Just a few weeks ago, this happened:

Because, for some people, seeing a stranger ‘doing diabetes’ is all it takes to jump right on in and offer a piece of wisdom, when really, the right thing to do is simply look away and say nothing. My response is generally quite brusque, leaving no room for misinterpreting my complete and utter lack of interest in furthering the conversation. 

That experience, along with another intrusion from a stranger yesterday had me wondering why some folks think it’s fine to be so insensitive, and curious about how other people deal with this sort of crap.

Somewhat serendipitously, I stumbled across Up To Us, an art exhibition which is ‘Bringing women together to design the world we want’. The works I’ve already seen shared online all look great – centring women in a way that brings awareness to issues and problems that are relevant to women. But it was the artwork contributed by Unsolicited Advice Project that grabbed my attention. I mean, look at this!

The Unsolicited Advice Project is the creative brainchild of two Australian artists. Their website explains their work like this:

As chronically ill and disabled people, we receive a lot of unsolicited advice. We know people mean well, but it often feels dismissive, unproductive and condescending. There are ways to have more productive and empathetic conversations, and they probably look different for everybody. 

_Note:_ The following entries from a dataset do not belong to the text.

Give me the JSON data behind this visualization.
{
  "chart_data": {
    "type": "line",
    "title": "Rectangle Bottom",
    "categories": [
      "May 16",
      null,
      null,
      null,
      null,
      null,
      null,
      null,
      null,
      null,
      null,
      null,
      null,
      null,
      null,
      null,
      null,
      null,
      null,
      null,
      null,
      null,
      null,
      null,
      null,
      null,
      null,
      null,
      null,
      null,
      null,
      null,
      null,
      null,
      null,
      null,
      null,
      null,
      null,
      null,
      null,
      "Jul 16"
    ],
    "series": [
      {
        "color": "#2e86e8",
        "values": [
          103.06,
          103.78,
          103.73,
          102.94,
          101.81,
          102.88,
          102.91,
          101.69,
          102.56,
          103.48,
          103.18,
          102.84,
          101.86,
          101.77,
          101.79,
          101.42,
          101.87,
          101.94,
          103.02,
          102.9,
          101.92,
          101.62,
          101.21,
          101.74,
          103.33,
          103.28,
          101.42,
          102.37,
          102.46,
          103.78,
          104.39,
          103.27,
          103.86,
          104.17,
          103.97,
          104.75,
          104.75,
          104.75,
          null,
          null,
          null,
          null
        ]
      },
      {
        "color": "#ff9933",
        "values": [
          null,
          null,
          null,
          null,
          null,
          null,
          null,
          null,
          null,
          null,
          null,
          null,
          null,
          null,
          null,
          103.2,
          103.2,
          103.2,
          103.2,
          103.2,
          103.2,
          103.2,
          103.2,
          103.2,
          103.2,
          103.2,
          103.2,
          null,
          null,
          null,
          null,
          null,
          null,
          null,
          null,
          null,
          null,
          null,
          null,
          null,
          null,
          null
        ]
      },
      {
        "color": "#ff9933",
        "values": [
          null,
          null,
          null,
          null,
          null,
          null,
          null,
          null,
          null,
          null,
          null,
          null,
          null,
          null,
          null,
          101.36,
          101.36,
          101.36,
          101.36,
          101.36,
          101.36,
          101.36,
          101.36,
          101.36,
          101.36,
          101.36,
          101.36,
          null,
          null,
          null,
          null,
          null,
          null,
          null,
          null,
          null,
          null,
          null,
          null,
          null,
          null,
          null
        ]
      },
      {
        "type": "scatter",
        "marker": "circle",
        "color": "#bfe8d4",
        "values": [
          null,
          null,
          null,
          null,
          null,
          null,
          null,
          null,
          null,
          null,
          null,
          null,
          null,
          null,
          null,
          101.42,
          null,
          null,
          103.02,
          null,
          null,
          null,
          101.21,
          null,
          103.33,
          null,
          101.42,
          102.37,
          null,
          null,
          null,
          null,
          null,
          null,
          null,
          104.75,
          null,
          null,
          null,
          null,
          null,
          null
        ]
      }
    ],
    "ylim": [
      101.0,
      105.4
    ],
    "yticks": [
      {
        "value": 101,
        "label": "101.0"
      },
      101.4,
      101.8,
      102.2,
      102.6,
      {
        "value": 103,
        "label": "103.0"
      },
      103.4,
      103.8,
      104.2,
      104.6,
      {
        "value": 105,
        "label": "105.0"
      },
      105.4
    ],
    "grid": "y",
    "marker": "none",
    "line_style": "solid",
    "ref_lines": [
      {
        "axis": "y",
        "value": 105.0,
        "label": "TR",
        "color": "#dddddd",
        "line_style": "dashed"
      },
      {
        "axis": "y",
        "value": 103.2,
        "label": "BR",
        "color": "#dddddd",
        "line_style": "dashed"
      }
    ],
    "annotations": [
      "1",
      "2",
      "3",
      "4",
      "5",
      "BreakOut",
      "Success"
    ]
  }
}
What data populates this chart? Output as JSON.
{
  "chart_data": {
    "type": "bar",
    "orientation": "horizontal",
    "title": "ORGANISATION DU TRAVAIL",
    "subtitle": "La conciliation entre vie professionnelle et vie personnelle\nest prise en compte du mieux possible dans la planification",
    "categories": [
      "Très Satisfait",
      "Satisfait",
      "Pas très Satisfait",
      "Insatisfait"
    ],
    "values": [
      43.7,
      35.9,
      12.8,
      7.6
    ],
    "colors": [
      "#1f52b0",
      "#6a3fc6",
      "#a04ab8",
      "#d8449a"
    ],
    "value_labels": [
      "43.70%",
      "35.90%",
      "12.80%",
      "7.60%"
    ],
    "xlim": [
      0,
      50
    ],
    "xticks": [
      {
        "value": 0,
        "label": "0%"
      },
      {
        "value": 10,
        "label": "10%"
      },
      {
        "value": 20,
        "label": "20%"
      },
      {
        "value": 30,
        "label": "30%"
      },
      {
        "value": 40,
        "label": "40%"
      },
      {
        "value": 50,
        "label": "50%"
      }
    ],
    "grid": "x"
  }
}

Oh, but isn’t that right?!

You can read all about the The Unsolicited Advice Project here and follow on Instagram here. There is an absolutely hilarious Instagram stories ‘unsolicited advice generator’ effect that you can have a play with too, which churns out advice that is representative of the sort of ‘Have you tried…?’ rubbish that people like to offer.

I’ve taken to stopping people as soon as they utter the three words: ‘Have you tried…?’ because their offerings will be from one of two camps. 1. Something I know about and am possibly already doing; or 2. A meme from Dr Oz Mehmet or Dr Mark Hyman or it involves some ‘wellness hack’ that I have absolutely no interest in hearing about. 

I love what The Unsolicited Advice Project is. I love the way it is using art as advocacy to highlight an issue that so many people with chronic health conditions face frequently and which often adds am additional burden to just getting on with our lives. I love that as people walk through the exhibition and see this, they start to understand how unwelcome many people find this sort of unwanted and uncalled for advice. I love how this might make people think twice about diabetesplaining the health condition I self-manage and inevitably know more about than they do. I love that it might discourage people from seeing diabetes as something for which there is a quick fix.

And I love the idea of this as a conversation starter for the broader community about how to engage people with chronic health conditions or disabilities in ways that generate respect, and are led by the community.